At the best of times, says Willsher, it can be hard to book certain artists due to the lack of medium-sized and multifunctional venues in Hong Kong. It is also “costly” to put on an event in the city, as little pre-existing event infrastructure exists, driving up ticket prices.

“Peoples’ attentions are understandably focused on other things right now,” Justin Sweeting, co-founder of Hong Kong festival Clockenflap and music director at promoter Magnetic Asia tells IQ.

“Although, with our own shows,” Sweeting adds, “we’ve seen an uplift in ticket sales over the period,” reflecting continued local demand despite the political uncertainty.

Magnetic Asia has promoted shows including Yo La Tengo, Yaeji, Alvvays and American Football in the past weeks, “which have all either been sold out, or close.”

“Peoples’ attentions are understandably focused on other things right now”

Although Sweeting notes a “more muted response on announcement” and a “slower sales arc than normal” in a city with already relatively late purchasing trends, he states that all shows picked up closer to the time.

Strong sales have not been the case across the board, however.
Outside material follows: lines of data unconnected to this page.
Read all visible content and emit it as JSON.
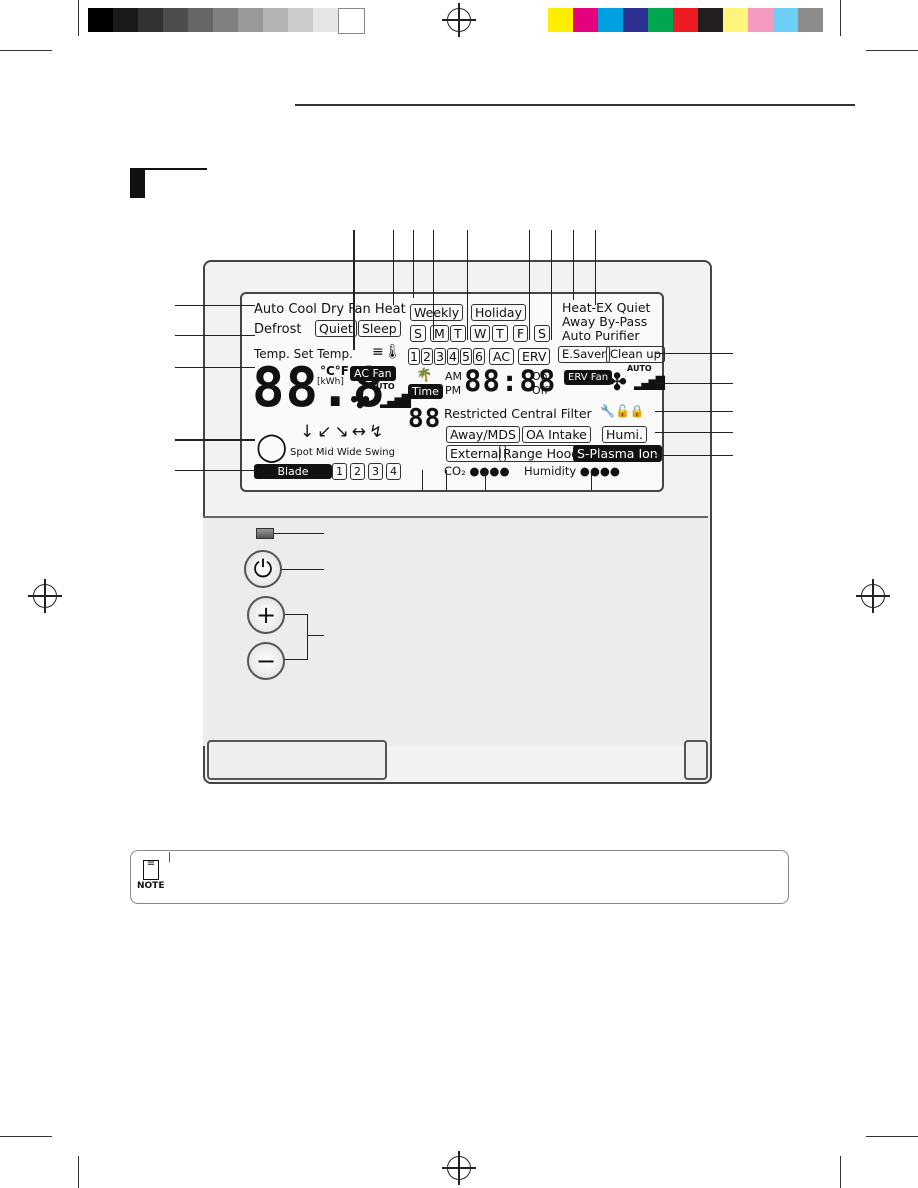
{
  "lcd": {
    "modes": "Auto Cool Dry Fan Heat",
    "defrost": "Defrost",
    "quiet": "Quiet",
    "sleep": "Sleep",
    "weekly": "Weekly",
    "holiday": "Holiday",
    "days": [
      "S",
      "M",
      "T",
      "W",
      "T",
      "F",
      "S"
    ],
    "programs": [
      "1",
      "2",
      "3",
      "4",
      "5",
      "6"
    ],
    "ac": "AC",
    "erv": "ERV",
    "erv_modes_1": "Heat-EX  Quiet",
    "erv_modes_2": "Away  By-Pass",
    "erv_modes_3": "Auto  Purifier",
    "esaver": "E.Saver",
    "cleanup": "Clean up",
    "temp_label": "Temp. Set Temp.",
    "temp_digits": "88.8",
    "unit": "°C°F",
    "kwh": "[kWh]",
    "ac_fan": "AC Fan",
    "auto": "AUTO",
    "erv_fan": "ERV Fan",
    "time_badge": "Time",
    "am": "AM",
    "pm": "PM",
    "clock": "88:88",
    "on": "On",
    "off": "Off",
    "code_digits": "88",
    "restricted": "Restricted Central Filter",
    "away_mds": "Away/MDS",
    "oa_intake": "OA Intake",
    "humi": "Humi.",
    "external": "External",
    "range_hood": "Range Hood",
    "splasma": "S-Plasma Ion",
    "co2": "CO₂ ●●●●",
    "humidity": "Humidity ●●●●",
    "swing_labels": "Spot  Mid   Wide  Swing",
    "blade": "Blade",
    "blades": [
      "1",
      "2",
      "3",
      "4"
    ],
    "blade_nums": [
      "1",
      "2",
      "3"
    ]
  },
  "note": {
    "label": "NOTE"
  }
}
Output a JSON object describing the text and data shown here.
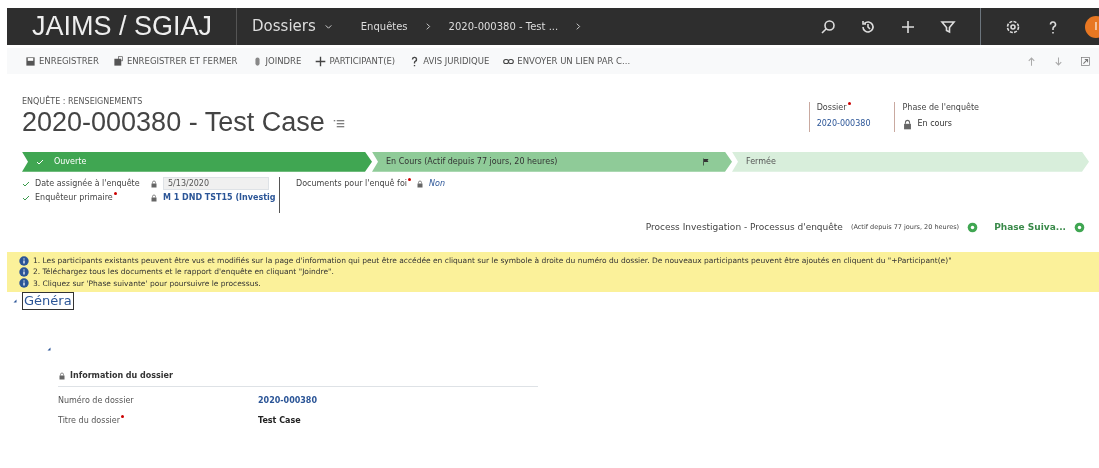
{
  "app": {
    "brand": "JAIMS / SGIAJ",
    "area": "Dossiers",
    "avatar": "I"
  },
  "breadcrumb": [
    "Enquêtes",
    "2020-000380 - Test ..."
  ],
  "toolbar": [
    {
      "kind": "save",
      "label": "ENREGISTRER"
    },
    {
      "kind": "save-close",
      "label": "ENREGISTRER ET FERMER"
    },
    {
      "kind": "attach",
      "label": "JOINDRE"
    },
    {
      "kind": "add",
      "label": "PARTICIPANT(E)"
    },
    {
      "kind": "help",
      "label": "AVIS JURIDIQUE"
    },
    {
      "kind": "link",
      "label": "ENVOYER UN LIEN PAR C..."
    }
  ],
  "header": {
    "form": "ENQUÊTE : RENSEIGNEMENTS",
    "title": "2020-000380 - Test Case",
    "fields": [
      {
        "label": "Dossier",
        "required": true,
        "locked": false,
        "value": "2020-000380"
      },
      {
        "label": "Phase de l'enquête",
        "required": false,
        "locked": true,
        "value": "En cours"
      }
    ]
  },
  "stages": [
    {
      "completed": true,
      "selected": false,
      "label": "Ouverte"
    },
    {
      "completed": false,
      "selected": true,
      "label": "En Cours (Actif depuis 77 jours, 20 heures)"
    },
    {
      "completed": false,
      "selected": false,
      "label": "Fermée"
    }
  ],
  "stage_fields": [
    {
      "label": "Date assignée à l'enquête",
      "checked": true,
      "required": false,
      "kind": "input",
      "value": "5/13/2020"
    },
    {
      "label": "Enquêteur primaire",
      "checked": true,
      "required": true,
      "kind": "link",
      "value": "M 1 DND TST15 (Investig"
    },
    {
      "label": "Documents pour l'enquê foi",
      "checked": false,
      "required": true,
      "kind": "italic",
      "value": "Non"
    }
  ],
  "process": {
    "name": "Process Investigation - Processus d'enquête",
    "duration": "(Actif depuis 77 jours, 20 heures)",
    "next": "Phase Suiva..."
  },
  "notices": [
    "1. Les participants existants peuvent être vus et modifiés sur la page d'information qui peut être accédée en cliquant sur le symbole à droite du numéro du dossier. De nouveaux participants peuvent être ajoutés en cliquent du \"+Participant(e)\"",
    "2. Téléchargez tous les documents et le rapport d'enquête en cliquant \"Joindre\".",
    "3. Cliquez sur 'Phase suivante' pour poursuivre le processus."
  ],
  "section": {
    "tab": "Généra",
    "title": "Information du dossier",
    "rows": [
      {
        "label": "Numéro de dossier",
        "required": false,
        "kind": "link",
        "value": "2020-000380"
      },
      {
        "label": "Titre du dossier",
        "required": true,
        "kind": "bold",
        "value": "Test Case"
      }
    ]
  }
}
Sweeting admits that some smaller capacity events have been selling more slowly than expected, with some other promoters’ events “being cancelled or more often postponed”.

International industry support for those in Hong Kong has been in no short supply. “I’ve had messages from industry people from around the world, asking if I’m safe,” says Willsher, adding that “we’ve just got to be positive and hope it all gets sorted out.”

For Sweeting, it has been “heartwarming” to hear from friends and peers in the international industry community, whereas another source says some artists are trying to organise benefit concerts to raise money for “arrested protestors and independent media”.

A recent event raised over HK$50,000 (US$6,400) in support of protestors.

In the long term, Sweeting states that civil unrest insurance cover for this year has skyrocketed.

“More broadly speaking,” says Sweeting, “the city is hurting, and the root causes don’t have quick fixes.”

“We believe that it is more crucial than ever that Clockenflap exists, giving the opportunity for people to come together for collective, positive inspiration”

Although it is “not easy to find positives at this time”, Sweeting hopes that “great art” may come from “great pain”. Recent concerts have provided a noticeable “release” for Hong Kong citizens, “with more energetic and enthusiastic audiences coming out.”

“We believe that especially given the current situation, it is more crucial than ever that Clockenflap exists,” continues Sweeting, “giving the opportunity for people to come together for collective, positive inspiration and quite frankly to have something to look forward to.”

The Clockenflap co-founder says sales for the festival are up 17% from the same period last year and audience feedback on the first line-up announcement has been the “most positive yet”.

“We will continue on our path, with sensitivity, and mitigate the risks wherever we can,” says Sweeting.

Taking place from 22 to 24 November, the Clockenflap line-up so far features artists including Mumford and Sons, Halsey, the Kooks, Superorganism, Lil Pump and Babymetal. Past headliners include the Chemical Brothers, New Order, Interpol and the Libertines.

Tickets for Clockenflap 2019 are priced from $104 for a day ticket and $177 for a weekend pass.